The Chicago group is also preparing for what they hope will be a more definitive rTMS study. It will examine the acute effects of treatment, as prior studies have; but it will also compare the relative efficacy of rTMS versus medication as maintenance therapies for depression.

If these and other studies prove rTMS effective, the therapy could find a niche in treatment algorithms for depression, perhaps as the next stage for patients who have failed one or more antidepressant trials, Dr. Avery suggested. "Going on to ECT is a very big step, so rTMS could be an intermediate step."

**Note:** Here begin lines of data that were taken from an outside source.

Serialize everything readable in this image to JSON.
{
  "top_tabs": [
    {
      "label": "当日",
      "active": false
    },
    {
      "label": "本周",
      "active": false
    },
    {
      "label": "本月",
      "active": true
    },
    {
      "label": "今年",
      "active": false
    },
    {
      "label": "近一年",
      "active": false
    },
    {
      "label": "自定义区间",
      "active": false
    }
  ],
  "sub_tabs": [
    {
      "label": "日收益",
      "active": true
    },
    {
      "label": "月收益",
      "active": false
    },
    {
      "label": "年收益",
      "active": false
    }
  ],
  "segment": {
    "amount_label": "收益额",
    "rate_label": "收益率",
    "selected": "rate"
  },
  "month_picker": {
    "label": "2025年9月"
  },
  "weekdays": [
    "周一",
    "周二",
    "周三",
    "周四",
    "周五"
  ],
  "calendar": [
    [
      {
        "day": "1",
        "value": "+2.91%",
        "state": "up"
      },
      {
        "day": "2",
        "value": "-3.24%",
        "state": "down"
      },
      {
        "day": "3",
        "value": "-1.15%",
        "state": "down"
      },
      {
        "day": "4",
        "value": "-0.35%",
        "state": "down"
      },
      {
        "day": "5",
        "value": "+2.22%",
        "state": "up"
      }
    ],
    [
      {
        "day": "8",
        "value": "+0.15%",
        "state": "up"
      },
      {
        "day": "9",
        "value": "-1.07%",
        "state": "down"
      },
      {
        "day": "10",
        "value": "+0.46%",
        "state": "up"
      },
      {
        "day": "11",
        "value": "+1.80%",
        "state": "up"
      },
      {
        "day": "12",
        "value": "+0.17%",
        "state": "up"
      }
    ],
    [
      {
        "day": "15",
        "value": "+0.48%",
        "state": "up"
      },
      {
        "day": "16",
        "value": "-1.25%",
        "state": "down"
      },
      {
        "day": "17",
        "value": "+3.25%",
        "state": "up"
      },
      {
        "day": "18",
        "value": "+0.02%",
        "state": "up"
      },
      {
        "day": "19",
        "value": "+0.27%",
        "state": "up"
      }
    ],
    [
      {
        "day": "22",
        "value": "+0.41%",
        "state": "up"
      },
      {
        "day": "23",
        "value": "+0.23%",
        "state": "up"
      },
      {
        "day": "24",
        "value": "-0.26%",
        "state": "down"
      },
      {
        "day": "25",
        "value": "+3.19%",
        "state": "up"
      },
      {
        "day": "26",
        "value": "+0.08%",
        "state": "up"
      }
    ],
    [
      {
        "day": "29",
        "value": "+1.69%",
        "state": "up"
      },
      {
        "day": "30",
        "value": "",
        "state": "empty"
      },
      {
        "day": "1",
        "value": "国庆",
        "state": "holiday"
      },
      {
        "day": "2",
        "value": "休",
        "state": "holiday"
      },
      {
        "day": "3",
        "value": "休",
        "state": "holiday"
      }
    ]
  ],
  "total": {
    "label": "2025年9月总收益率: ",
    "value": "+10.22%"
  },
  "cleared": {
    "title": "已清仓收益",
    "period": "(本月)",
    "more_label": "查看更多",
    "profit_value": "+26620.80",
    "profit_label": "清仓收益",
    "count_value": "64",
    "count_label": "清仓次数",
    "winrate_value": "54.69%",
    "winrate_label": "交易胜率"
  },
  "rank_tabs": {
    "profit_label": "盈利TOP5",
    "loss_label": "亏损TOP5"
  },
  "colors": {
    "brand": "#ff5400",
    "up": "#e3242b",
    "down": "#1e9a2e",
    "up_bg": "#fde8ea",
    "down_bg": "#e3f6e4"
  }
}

Indeed, if only a third of depressed individuals who would normally receive ECT turn out to benefit from rTMS, Dr. Janicak noted, "that would still be a significant advantage in our ability to manage severe depression" and would "avoid many of the complications associated with ECT." Thus, in the event that one of the two modalities does prove to be somewhat more effective than the other, the real winner, ultimately, will be severely depressed patients.

—Peter Doskoch

Suggested Reading
1. Berman RM, Narasimhan M, Sanacora G, et al. A randomized clinical trial of repetitive transcranial magnetic stimulation in the treatment of major depression. Biol Psychiatry. 2000;47:332-337.
2. Grunhaus L, Dannon PN, Schreiber S, et al. Repetitive transcranial magnetic stimulation is as effective as electroconvulsive therapy in the treatment of nondelusional major depressive disorder: an open study. Biol Psychiatry. 2000;47:314-324.
3. Martis B, Janicak PG. Transcranial magnetic stimulation for major depression: therapeutic possibilities. International Drug Therapy Newsletter. July, 2000:1-10.
4. Post RM, Kimbrell TA, McCann UD, et al. Repetitive transcranial magnetic stimulation as a neuropsychiatric tool: present status and future potential. J ECT. 1999;15:39-59.
5. Pridmore S, Bruno R, Turnier-Shea Y, et al. Comparison of unlimited numbers of rapid transcranial magnetic stimulation (rTMS) and ECT treatment sessions in major depressive episode. Int J Neuropsychopharmacol. 2000;3:129-134.
6. Pridmore S, Belmaker R. Transcranial magnetic stimulation in the treatment of psychiatric disorders. Psychiatry Clin Neurosci. 1999;53:541-548.